Rod Little Co-Author of Nature Article on Redefining Statistical Significance

By Brady West

Figure 2: Relationship between the P value threshold, power, and the false positive rateIn a recent article, Redefine statistical significance, in Nature, one of the most highly-cited scientific publications worldwide, SRC Faculty Member Rod Little was part of a large team of co-authors that argues for the development of a new standard for statistical significance related to claims of new scientific discoveries (rather than reproduction of existing findings). In short, this team of co-authors argues that in many settings where p < 0.05 is the current standard for evidence of a new finding, including many of the social sciences, a threshold of p < 0.005 is more appropriate.

The authors begin by addressing the current crisis of lack of reproducibility in science, which could be due to misuse of certain indicators of statistical significance such as the p-value. The authors have a simple premise: “…statistical standards of evidence for claiming new discoveries in many fields of science are simply too low.” They indicate that continued use of a “default” standard of p < 0.05 likely results in too many false positive findings, and that such a threshold should now be referred to as “suggestive” of an important finding.

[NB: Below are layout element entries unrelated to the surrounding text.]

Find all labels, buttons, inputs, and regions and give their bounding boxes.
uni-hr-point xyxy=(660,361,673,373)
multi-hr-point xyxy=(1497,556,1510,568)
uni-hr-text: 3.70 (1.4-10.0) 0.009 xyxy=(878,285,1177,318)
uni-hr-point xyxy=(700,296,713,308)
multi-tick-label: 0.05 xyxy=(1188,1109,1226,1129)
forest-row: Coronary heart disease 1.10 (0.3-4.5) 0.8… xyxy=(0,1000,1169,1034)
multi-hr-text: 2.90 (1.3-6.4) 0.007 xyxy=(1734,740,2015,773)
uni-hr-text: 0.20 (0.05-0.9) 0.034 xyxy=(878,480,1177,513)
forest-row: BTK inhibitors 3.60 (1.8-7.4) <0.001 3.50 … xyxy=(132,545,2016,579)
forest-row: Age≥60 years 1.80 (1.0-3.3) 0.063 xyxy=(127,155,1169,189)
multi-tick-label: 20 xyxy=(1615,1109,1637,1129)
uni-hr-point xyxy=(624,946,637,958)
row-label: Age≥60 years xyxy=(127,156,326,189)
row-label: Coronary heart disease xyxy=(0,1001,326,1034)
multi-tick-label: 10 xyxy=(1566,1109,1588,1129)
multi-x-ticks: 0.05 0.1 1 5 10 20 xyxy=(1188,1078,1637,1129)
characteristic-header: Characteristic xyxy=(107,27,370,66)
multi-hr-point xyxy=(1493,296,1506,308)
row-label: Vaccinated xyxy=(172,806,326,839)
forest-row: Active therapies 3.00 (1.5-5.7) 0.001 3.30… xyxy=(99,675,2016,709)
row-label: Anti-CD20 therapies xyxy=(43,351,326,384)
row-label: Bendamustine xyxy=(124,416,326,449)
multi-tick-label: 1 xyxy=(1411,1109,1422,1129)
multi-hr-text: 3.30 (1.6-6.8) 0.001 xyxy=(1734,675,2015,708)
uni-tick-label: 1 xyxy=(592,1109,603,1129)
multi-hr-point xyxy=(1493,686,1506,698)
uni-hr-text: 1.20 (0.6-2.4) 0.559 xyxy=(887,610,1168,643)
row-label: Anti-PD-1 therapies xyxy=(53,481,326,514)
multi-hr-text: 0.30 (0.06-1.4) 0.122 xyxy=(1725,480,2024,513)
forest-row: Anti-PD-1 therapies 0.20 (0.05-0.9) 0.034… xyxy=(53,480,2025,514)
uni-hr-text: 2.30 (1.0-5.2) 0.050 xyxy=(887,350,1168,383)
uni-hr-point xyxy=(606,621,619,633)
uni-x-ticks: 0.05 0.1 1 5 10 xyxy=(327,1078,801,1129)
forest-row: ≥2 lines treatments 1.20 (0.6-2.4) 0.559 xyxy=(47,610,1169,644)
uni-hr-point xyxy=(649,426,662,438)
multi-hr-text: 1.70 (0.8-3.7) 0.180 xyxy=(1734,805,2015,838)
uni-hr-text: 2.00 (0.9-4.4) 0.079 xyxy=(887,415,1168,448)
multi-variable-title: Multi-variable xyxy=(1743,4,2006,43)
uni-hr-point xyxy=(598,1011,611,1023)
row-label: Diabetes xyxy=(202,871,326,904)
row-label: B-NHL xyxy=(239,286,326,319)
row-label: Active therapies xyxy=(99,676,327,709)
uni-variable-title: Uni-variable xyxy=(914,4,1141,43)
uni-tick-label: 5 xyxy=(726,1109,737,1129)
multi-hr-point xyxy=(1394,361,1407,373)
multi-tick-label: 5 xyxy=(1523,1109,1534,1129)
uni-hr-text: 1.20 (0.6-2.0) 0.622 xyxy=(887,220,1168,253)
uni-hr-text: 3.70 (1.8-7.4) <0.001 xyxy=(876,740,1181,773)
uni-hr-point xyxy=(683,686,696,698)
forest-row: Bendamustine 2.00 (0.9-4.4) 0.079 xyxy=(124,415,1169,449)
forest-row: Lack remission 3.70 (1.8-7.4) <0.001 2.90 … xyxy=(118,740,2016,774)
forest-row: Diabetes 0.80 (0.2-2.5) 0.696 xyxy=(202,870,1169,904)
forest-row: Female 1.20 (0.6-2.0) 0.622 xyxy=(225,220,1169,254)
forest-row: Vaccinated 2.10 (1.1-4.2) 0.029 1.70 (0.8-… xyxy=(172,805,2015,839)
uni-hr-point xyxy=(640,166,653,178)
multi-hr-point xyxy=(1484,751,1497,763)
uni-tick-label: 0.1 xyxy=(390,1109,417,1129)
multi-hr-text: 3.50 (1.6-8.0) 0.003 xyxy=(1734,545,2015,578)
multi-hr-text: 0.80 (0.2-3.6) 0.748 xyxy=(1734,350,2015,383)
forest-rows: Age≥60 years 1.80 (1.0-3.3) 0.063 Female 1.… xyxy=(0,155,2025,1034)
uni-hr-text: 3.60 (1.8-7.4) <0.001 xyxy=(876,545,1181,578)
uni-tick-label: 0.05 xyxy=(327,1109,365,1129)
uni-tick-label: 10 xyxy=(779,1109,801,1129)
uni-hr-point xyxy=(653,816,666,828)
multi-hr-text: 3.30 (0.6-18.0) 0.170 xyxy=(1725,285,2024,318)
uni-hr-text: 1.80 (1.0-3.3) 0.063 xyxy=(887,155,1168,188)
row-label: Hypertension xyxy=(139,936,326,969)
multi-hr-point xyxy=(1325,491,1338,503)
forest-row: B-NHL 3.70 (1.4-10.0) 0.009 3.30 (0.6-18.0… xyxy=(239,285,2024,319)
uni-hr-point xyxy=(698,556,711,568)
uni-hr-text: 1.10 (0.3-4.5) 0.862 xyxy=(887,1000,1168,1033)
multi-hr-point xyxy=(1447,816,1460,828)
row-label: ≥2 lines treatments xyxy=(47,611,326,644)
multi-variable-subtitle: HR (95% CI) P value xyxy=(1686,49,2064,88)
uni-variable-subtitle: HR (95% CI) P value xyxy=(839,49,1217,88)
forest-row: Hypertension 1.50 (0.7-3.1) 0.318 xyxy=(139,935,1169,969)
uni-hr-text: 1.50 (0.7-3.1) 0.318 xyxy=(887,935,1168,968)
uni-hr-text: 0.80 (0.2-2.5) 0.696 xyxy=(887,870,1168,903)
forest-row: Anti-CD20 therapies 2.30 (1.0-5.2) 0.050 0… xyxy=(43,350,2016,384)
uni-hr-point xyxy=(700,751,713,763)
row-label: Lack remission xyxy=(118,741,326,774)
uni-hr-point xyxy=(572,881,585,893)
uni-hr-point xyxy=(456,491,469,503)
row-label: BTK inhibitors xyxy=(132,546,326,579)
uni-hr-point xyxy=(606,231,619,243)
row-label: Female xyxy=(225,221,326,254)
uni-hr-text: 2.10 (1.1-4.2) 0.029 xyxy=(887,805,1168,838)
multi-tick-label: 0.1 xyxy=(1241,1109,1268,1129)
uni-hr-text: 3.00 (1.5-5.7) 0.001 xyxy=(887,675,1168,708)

The first major section of the article reviews the correct interpretation of p-values, and discusses the attractive properties of presenting evidence against a null hypothesis in terms of a Bayes factor and the estimated prior odds of an alternative hypothesis being true (relative to a specified null hypothesis). The authors speak to the relationship between the p-value and the Bayes factor in selected settings, presented compelling evidence of a choice of p < 0.05 corresponding to “weak” or “very” weak evidence in terms of Bayes factors. While nothing is said about how exactly Bayes factors might be computed in practice for those unfamiliar with the topic, the authors provide several relevant references on the topic.

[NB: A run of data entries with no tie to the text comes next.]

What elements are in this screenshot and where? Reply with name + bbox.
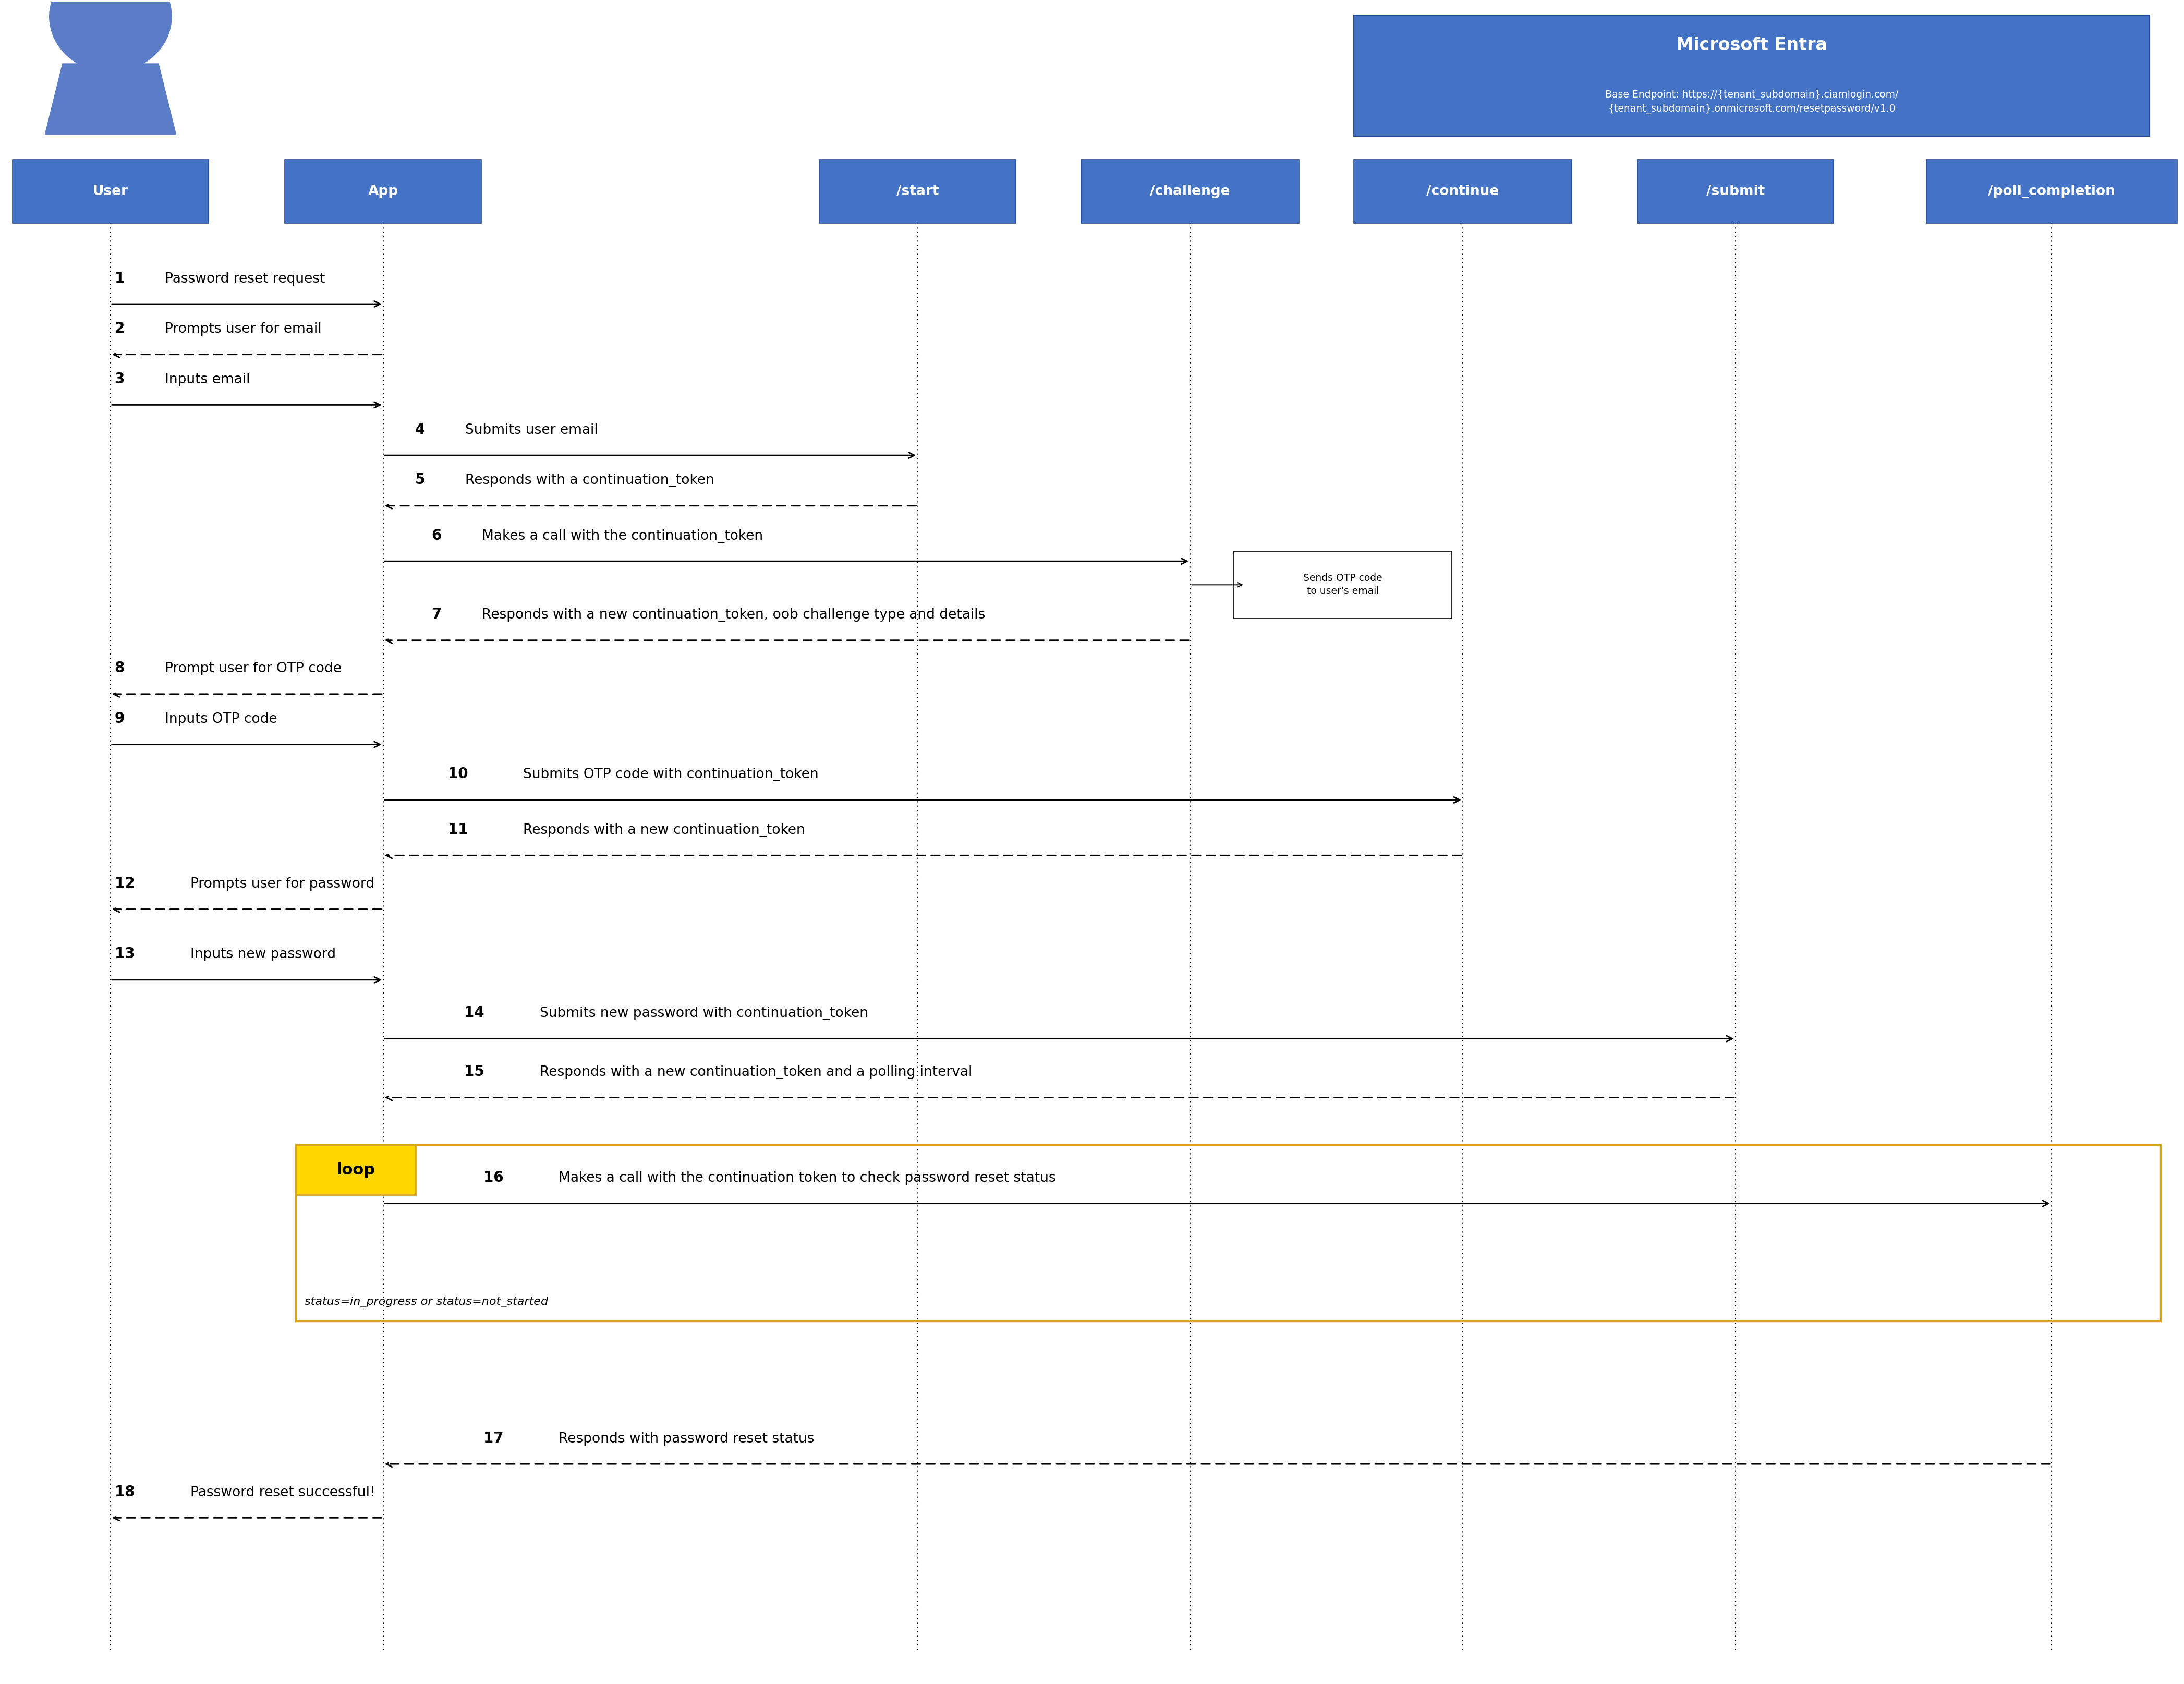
FancyBboxPatch shape — [1926, 160, 2177, 224]
FancyBboxPatch shape — [13, 160, 210, 224]
Text: 2: 2 — [116, 322, 131, 337]
FancyBboxPatch shape — [1081, 160, 1299, 224]
Text: Makes a call with the continuation_token: Makes a call with the continuation_token — [483, 529, 762, 542]
Text: 8: 8 — [116, 660, 131, 675]
Polygon shape — [46, 64, 177, 135]
Text: /continue: /continue — [1426, 185, 1498, 199]
Text: 17: 17 — [483, 1431, 509, 1445]
Text: Submits OTP code with continuation_token: Submits OTP code with continuation_token — [524, 768, 819, 781]
Text: Inputs OTP code: Inputs OTP code — [166, 712, 277, 726]
FancyBboxPatch shape — [1354, 15, 2149, 136]
Text: 18: 18 — [116, 1485, 140, 1499]
Text: Prompts user for email: Prompts user for email — [166, 322, 321, 337]
Text: 3: 3 — [116, 372, 131, 386]
Text: Responds with a new continuation_token, oob challenge type and details: Responds with a new continuation_token, … — [483, 608, 985, 621]
Text: Base Endpoint: https://{tenant_subdomain}.ciamlogin.com/
{tenant_subdomain}.onmi: Base Endpoint: https://{tenant_subdomain… — [1605, 89, 1898, 115]
Text: Responds with password reset status: Responds with password reset status — [559, 1431, 815, 1445]
Text: 1: 1 — [116, 271, 129, 286]
Text: Responds with a new continuation_token and a polling interval: Responds with a new continuation_token a… — [539, 1066, 972, 1079]
FancyBboxPatch shape — [295, 1145, 415, 1196]
Text: 15: 15 — [465, 1064, 489, 1079]
FancyBboxPatch shape — [1354, 160, 1572, 224]
Text: Password reset successful!: Password reset successful! — [190, 1485, 376, 1499]
Text: 14: 14 — [465, 1005, 489, 1021]
Text: 10: 10 — [448, 766, 474, 781]
FancyBboxPatch shape — [819, 160, 1016, 224]
Text: Prompts user for password: Prompts user for password — [190, 877, 373, 891]
Text: Makes a call with the continuation token to check password reset status: Makes a call with the continuation token… — [559, 1172, 1055, 1186]
Text: 5: 5 — [415, 473, 430, 487]
Text: 4: 4 — [415, 423, 430, 436]
Ellipse shape — [50, 0, 173, 72]
Text: 7: 7 — [432, 608, 448, 621]
Text: 11: 11 — [448, 822, 474, 837]
Text: Responds with a continuation_token: Responds with a continuation_token — [465, 473, 714, 487]
Text: Submits user email: Submits user email — [465, 423, 598, 436]
Text: /start: /start — [895, 185, 939, 199]
Text: 6: 6 — [432, 529, 448, 542]
Text: 12: 12 — [116, 876, 140, 891]
Text: Password reset request: Password reset request — [166, 273, 325, 286]
Text: /poll_completion: /poll_completion — [1987, 185, 2116, 199]
Text: Prompt user for OTP code: Prompt user for OTP code — [166, 662, 343, 675]
Text: User: User — [92, 185, 129, 199]
Text: 13: 13 — [116, 946, 140, 962]
Text: loop: loop — [336, 1162, 376, 1177]
Text: Responds with a new continuation_token: Responds with a new continuation_token — [524, 823, 806, 837]
FancyBboxPatch shape — [284, 160, 480, 224]
Text: status=in_progress or status=not_started: status=in_progress or status=not_started — [304, 1297, 548, 1308]
Text: Sends OTP code
to user's email: Sends OTP code to user's email — [1304, 573, 1382, 596]
Text: App: App — [367, 185, 397, 199]
Text: 9: 9 — [116, 711, 129, 726]
Text: /submit: /submit — [1706, 185, 1765, 199]
FancyBboxPatch shape — [1638, 160, 1835, 224]
Text: /challenge: /challenge — [1151, 185, 1230, 199]
Text: Microsoft Entra: Microsoft Entra — [1675, 37, 1828, 54]
FancyBboxPatch shape — [1234, 551, 1452, 618]
Text: Inputs email: Inputs email — [166, 372, 251, 386]
Text: Inputs new password: Inputs new password — [190, 948, 336, 962]
Text: 16: 16 — [483, 1170, 509, 1186]
Text: Submits new password with continuation_token: Submits new password with continuation_t… — [539, 1007, 867, 1021]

The second major section of the article addresses the “Why 0.005?” question. First, the authors again refer to the relationship between p-values and Bayes factors in selected hypothesis testing settings, and indicate that a choice of 0.005 would correspond to “substantial” or “strong” evidence in these settings, following conventional classifications of Bayes factors. Second, the authors show how this choice of a default threshold for significance would substantially reduce false positive rates, especially in studies with lower statistical power. Finally, the authors cite some recent studies that have demonstrated high potential gains in rates of reproducibility that would come from using this threshold.

I appreciated that the final “major” section of the article presented reasonable objections to this choice of a new threshold, including increasing false negative rates. While this new threshold would require a necessary increase in the sample sizes of existing studies for a given choice of statistical power, the authors argue that there would be a benefit in terms of resources saved from studies that would no longer be conducted under false premises. Other objections include the fact that this procedure would not stop multiple testing or “p-hacking” (a point with which the authors fully agree), thresholds for significance may vary for different scientific communities, and the fact that the use of p-values should cease all-together in favor of other measures of evidence such as effect sizes. The authors acknowledge that there is not yet widespread consensus that significance testing based on p­-values should be eliminated completely, and conclude by saying that journals can help with this transition to a new standard of evidence, given the shortcomings of the old (and indeed arbitrary) standard.

While I would have liked a little bit more information (or references) for practitioners about how Bayes factors should be computed in practice (again for those unfamiliar with the topic) and where estimates of prior odds in favor of an alternative hypothesis might come from in different fields, this short article still makes a compelling argument in favor of a new standard for statistical significance if various fields are going to continuing using p-values as an important measure of new scientific evidence.

This article was published in Nature:

Benjamin, Daniel J., Berger, James O., et al. (2017). Redefine statistical significance. Nature.